The tragedy of these types of romances is that there always seems to be an element of the stupid added in order to keep this from being too bittersweet. Certainly, a man with a genetic aberration that allows him to slip back and forth within his own lifetime qualifies as the stupid… not unlike the girl who can't decide between the broody vampire and the hot-tempered werewolf. I don't think there's a tragic romance ever created that doesn't have this problem, so I'll try and move past it. Otherwise, all I'll have to say about this movie is that it's too stupid for its own good.

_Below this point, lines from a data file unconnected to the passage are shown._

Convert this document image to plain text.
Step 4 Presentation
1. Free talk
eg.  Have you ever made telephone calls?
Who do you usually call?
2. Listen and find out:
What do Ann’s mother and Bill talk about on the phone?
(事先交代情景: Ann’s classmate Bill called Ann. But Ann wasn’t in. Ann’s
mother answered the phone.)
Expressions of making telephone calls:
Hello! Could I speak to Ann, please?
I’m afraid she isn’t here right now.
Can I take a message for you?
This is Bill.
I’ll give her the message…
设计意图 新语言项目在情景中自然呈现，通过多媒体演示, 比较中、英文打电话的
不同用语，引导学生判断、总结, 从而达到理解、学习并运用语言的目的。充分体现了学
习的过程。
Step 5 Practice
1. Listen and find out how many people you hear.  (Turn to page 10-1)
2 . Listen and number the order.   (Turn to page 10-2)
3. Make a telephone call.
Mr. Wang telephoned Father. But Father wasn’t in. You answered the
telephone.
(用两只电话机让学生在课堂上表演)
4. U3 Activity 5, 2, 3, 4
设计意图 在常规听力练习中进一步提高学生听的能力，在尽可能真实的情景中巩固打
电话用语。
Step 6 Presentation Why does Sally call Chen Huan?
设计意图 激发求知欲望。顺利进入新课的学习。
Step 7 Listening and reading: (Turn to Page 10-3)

This is one of those movies that arrives in my mailbox from Netflix that when I see it I have to wonder how it got on my movie queue. This isn't the type of movie that I would have rushed to the theaters in order to see, but there was some good stuff here. Primarily the cast, because I think the story was the trite pulp fiction that always seems to be the inspiration for cheesy, silly movies. I love Rachel MacAdams. I have since Mean Girls. Not only is she ridiculously easy on the eyes, but she seems to shine in everything she does. This is a different role for her. A much more grown up role than she's typically played, and based on the trailer for her 2010 release, Morning Glory, it's a type of role she plans on repeating. She's great here, totally winsome and lovable. She manages a pretty awesome chemistry with Eric Bana and it's enough for me to almost feel bad when this whole thing gets to its inevitable ending of Montagues, Capulets, and poisonous draughts. I liked Eric Bana in this, too; which is nice because I haven't liked anything he's done since Troy. I think he's a decent actor, but I think he's been going for mass-market appeal instead of taking roles that will show his talent.
I didn't like how much of this film's back story is created off camera. There are all these "remember then…" moments when either Bana or MacAdams' character has done something terrible to each other. But really the hardship here comes in the explanations for how people either know or don't know about the time traveling going on. Gomez' wife, for instance, is there during a particularly gruesome episode involving multiple Banas and a complete violation of what I'm pretty sure Spock called the "time travel paradox." To our knowledge, she hadn't known about her friend's mutant power, but she's totally nonplussed by the whole event and no one provides an on-screen explanation. The opposite problem occurs with MacAdams' character's family. How they couldn't have seen their son-in-law running around buck naked in his traveling escapades is beyond me… even though he likes to lurk both at his in-laws home and around his own home at various times.
There was something a bit… unpleasantly pedophilic about the development of the relationship between Henry (Bana) who appears as a man in his late-30s and befriends Claire (MacAdams) in her wonder years, maybe eight or nine. I'm willing to believe I've been watching too much SVU, but the several scenes showing Claire as a child interacting with the man who would be her husband were a bit off-putting. Also… if Henry only slips away to times and places that were important to his life, where in the hell does the snowy forest come from? Enquiry minds and all that.